Mapping Real-Time Delays: Review
By mattwigway
Some readers may have noticed that I’ve updated my last post several times in the last few days. After thinking about the algorithms I used, I realized there were some significant issues with them. I’ve explained them a certain amount in my updates to my previous post, but I’d like to expand on the issues a bit here.
Using an Inverse Distance Weighting algorithm exaggerates delays where stops are sparse by allowing them to spread over larger areas; the graphic should make this clear; if the red dots are stops with delays, one in the city center and one in a suburb, it is clear that the delays will be magnified where stops are sparse (figure 1), because there are less stops around it.
Using an IDW layer also causes areas where there is no transit service to show data based on the nearest stops.

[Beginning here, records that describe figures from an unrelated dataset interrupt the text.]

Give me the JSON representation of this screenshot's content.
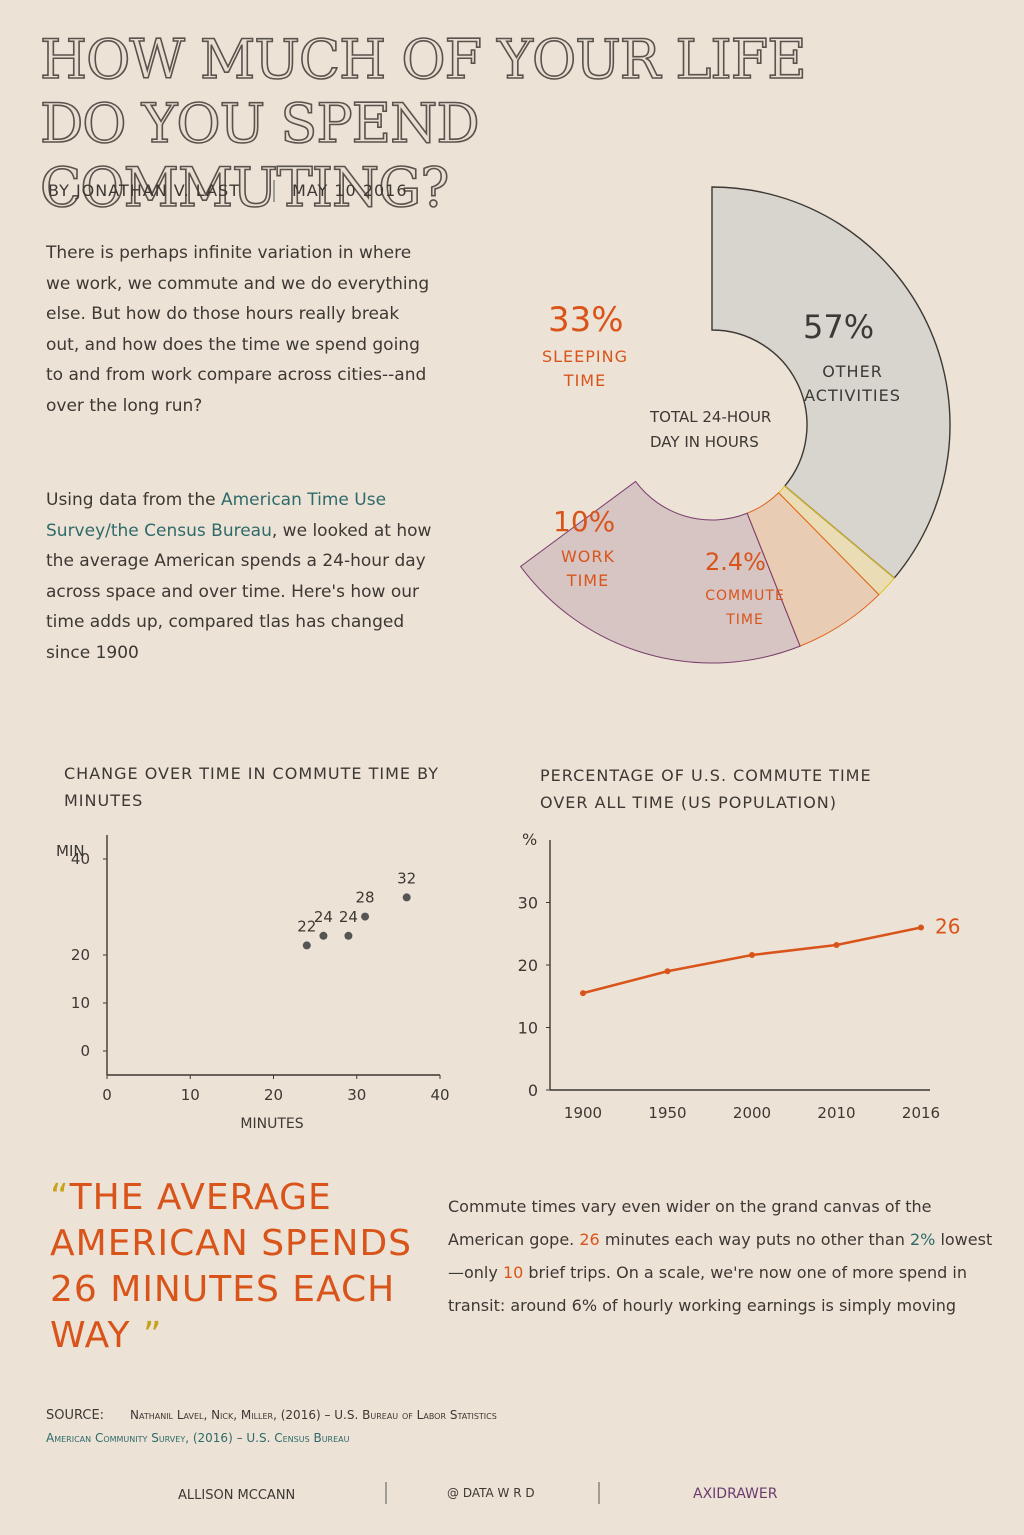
{
  "header": {
    "title": "HOW MUCH OF YOUR LIFE DO YOU SPEND COMMUTING?",
    "author": "BY JONATHAN V. LAST",
    "date": "MAY 10 2016"
  },
  "intro": {
    "paragraph_1": "There is perhaps infinite variation in where we work, we commute and we do everything else. But how do those hours really break out, and how does the time we spend going to and from work compare across cities--and over the long run?",
    "paragraph_2": {
      "part_1": "Using data from the",
      "link": "American Time Use Survey/the Census Bureau",
      "part_2": ", we looked at how the average American spends a 24-hour day across space and over time. Here's how our time adds up, compared tlas has changed since 1900"
    }
  },
  "chart_data": [
    {
      "type": "pie",
      "annotation": "TOTAL 24-HOUR DAY IN HOURS",
      "categories": [
        "SLEEPING TIME",
        "WORK TIME",
        "COMMUTE TIME",
        "OTHER ACTIVITIES"
      ],
      "values": [
        33,
        10,
        2.4,
        57
      ],
      "value_labels": [
        "33%",
        "10%",
        "2.4%",
        "57%"
      ],
      "colors": [
        "#7a3d6e",
        "#e0621c",
        "#e2c020",
        "#d8d5cf"
      ]
    },
    {
      "type": "scatter",
      "title": "CHANGE OVER TIME IN COMMUTE TIME BY MINUTES",
      "x_label": "MINUTES",
      "y_label": "MIN",
      "x": [
        24,
        26,
        29,
        31,
        36
      ],
      "values": [
        22,
        24,
        24,
        28,
        32
      ],
      "color": "#555555",
      "xlim": [
        0,
        40
      ],
      "xticks": [
        0,
        10,
        20,
        30,
        40
      ],
      "ylim": [
        -5,
        45
      ],
      "yticks": [
        0,
        10,
        20,
        40
      ]
    },
    {
      "type": "line",
      "title": "PERCENTAGE OF U.S. COMMUTE TIME OVER ALL TIME (US POPULATION)",
      "y_label": "%",
      "categories": [
        "1900",
        "1950",
        "2000",
        "2010",
        "2016"
      ],
      "values": [
        15.5,
        19,
        21.6,
        23.2,
        26
      ],
      "color": "#d9541a",
      "ylim": [
        0,
        40
      ],
      "yticks": [
        0,
        10,
        20,
        30
      ]
    }
  ],
  "quote": {
    "open": "“",
    "text": "THE AVERAGE AMERICAN SPENDS 26 MINUTES EACH WAY",
    "close": "”"
  },
  "body": {
    "part_1": "Commute times vary even wider on the grand canvas of the American gope.",
    "num_1": "26",
    "part_2": "minutes each way puts no other than",
    "num_2": "2%",
    "part_3": "lowest—only",
    "num_3": "10",
    "part_4": "brief trips. On a scale, we're now one of more spend in transit: around 6% of hourly working earnings is simply moving"
  },
  "source": {
    "label": "SOURCE:",
    "line_1": "Nathanil Lavel, Nick, Miller, (2016) – U.S. Bureau of Labor Statistics",
    "line_2": "American Community Survey, (2016) – U.S. Census Bureau"
  },
  "footer": {
    "artist": "ALLISON MCCANN",
    "handle": "@ DATA W R D",
    "tool": "AXIDRAWER"
  }
}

The data from TriMet (and, it seems, perhaps other GTFS-realtime producers as well) contains data for only one or two stops on a given trip, so delays only show near where the vehicle currently is. For instance, if a delayed bus is downtown right now, chances are it will remain delayed all the way to the end of its route. This causes the red ‘delayed’ spots to follow delayed buses, rather than showing all the areas where there are delays, or showing the origins of delays. This is especially true in the outer suburbs, where the average delay for a stop is often based on just one or two transit vehicles.